Libretio | 01/24/2000
(1 out of 5 stars)

"Yes its true, unless you saw the movie in its theatrical debut or live in France and happen to own a laserdisc player you have never seen the full version of this film.The full version runs 138 or 135 minutes(depending which ending, there are 2). Its a very different film compared to this hacked up for the rest of the world version. ITS NOT RIGHT! And how about those subtitles? I don't even speak the language and i could have done a better job than that! They even dub Tony Leung in his own language for some beyond strange reason.This DVD is a throw away.Wait and hope until Anchor Bay gets the full print and beefs it up. This is just pathetic."
This is John Woo's version of A Better Tomorrow 3
Dune21 | Paris, France | 03/14/2000
(5 out of 5 stars)

"I noticed nobody mentions this detail :Bullet in the Head is John Woo's version of the third part of the "A Better Tomorrow" saga... or Tsui Hark's ABT 3 is another version of Bullet in the Head, depending on who you trust.The Amazon review of ABT3 (by David Chute, see elsewhere on this site) states that John Woo wrote the script, but was supplanted by Tsui Hark as director of the movie. There is no hard evidence of this.Apparently, Tsui Hark and John Woo competed to shoot and release their own version of the script of ABT3... I don' know who was faster, but Tsui Hark had the rights to the title. According to articles in the trade specialist press (HK Orient Extreme, possibly the most professional magazine on Asian cinema worldwide), they had worked together on the script before they ended their collaboration. So "A Bullet in the Head" and "A Better Tomorrow 3" are actually 2 versions of the same storyline. The differences and variations, and the way each of these two geniuses shot their own version is quite interesting. For those who know Ho Chi Minh City (Saigon), the way each of the two directors shot the outdoor scenes is also quite interesting. Whose version is the best? In any case, the two movies are great, and they are even better when compared to each other (if that makes sense).Who owns the actual story? My personal intuitive inclination goes to Tsui Hark, who was always a better writer than John Woo and had a personal involvement in this story (if I'm not wrong, he grew up in Saigon and witnessed the fall of the city). For one thing, he depicts the city and its people with more empathy and depth than John Woo. But I may be wrong : If someone has the final word or some kind of historical angle on this, please enter your review, I'll be glad to read more on this. If Mr. John Woo or Mr. Tsui Hark would care to comment on this issue on this Amazon site, (you never know, I get lucky sometimes), I think it would be great for all HK cinema fans worldwide."
Joseph Culbert | Minneapolis, MN | 10/25/2004
(5 out of 5 stars)

"Those people familiar with John Woo's work might know what to expect from this movie -- except you won't. This was one of Woo's final Hong Kong films before he went to Hollywood, and it is rivalled only by his masterpiece "Hard Boiled". But while Hard Boiled offered pure action, Bullet in the Head is an entirely different story. It's neither a typical Vietnam film, nor is it a typical HK action flick -- instead it's a shattering drama about friendship and brotherhood violently destroyed. In the past, to friends who aren't familiar with Woo's work, I've described his films as "chick flicks for guys" -- which is accurate.

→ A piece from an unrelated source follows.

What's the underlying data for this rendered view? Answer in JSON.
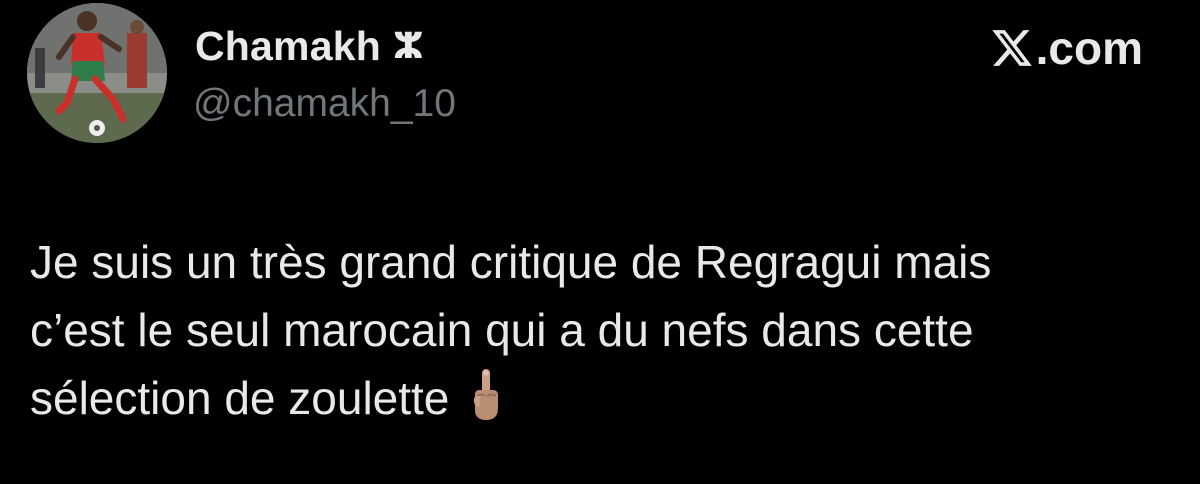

Woo invokes feelings of fraternity and male friendship like female-oriented movies tend to do for the opposite gender. In Woo's world, violence (even theatric, unrealistic violence) is one of the few ways the male can express his emotions, even if the violence is forced on him by the circumstances. When one friend betrays another -- as happens in this film -- the consequences are staggering. At this point, late in the film, Woo produces the most dramatic scenes ever seen in any of his films. This is my favorite Woo film ever -- and for good reason."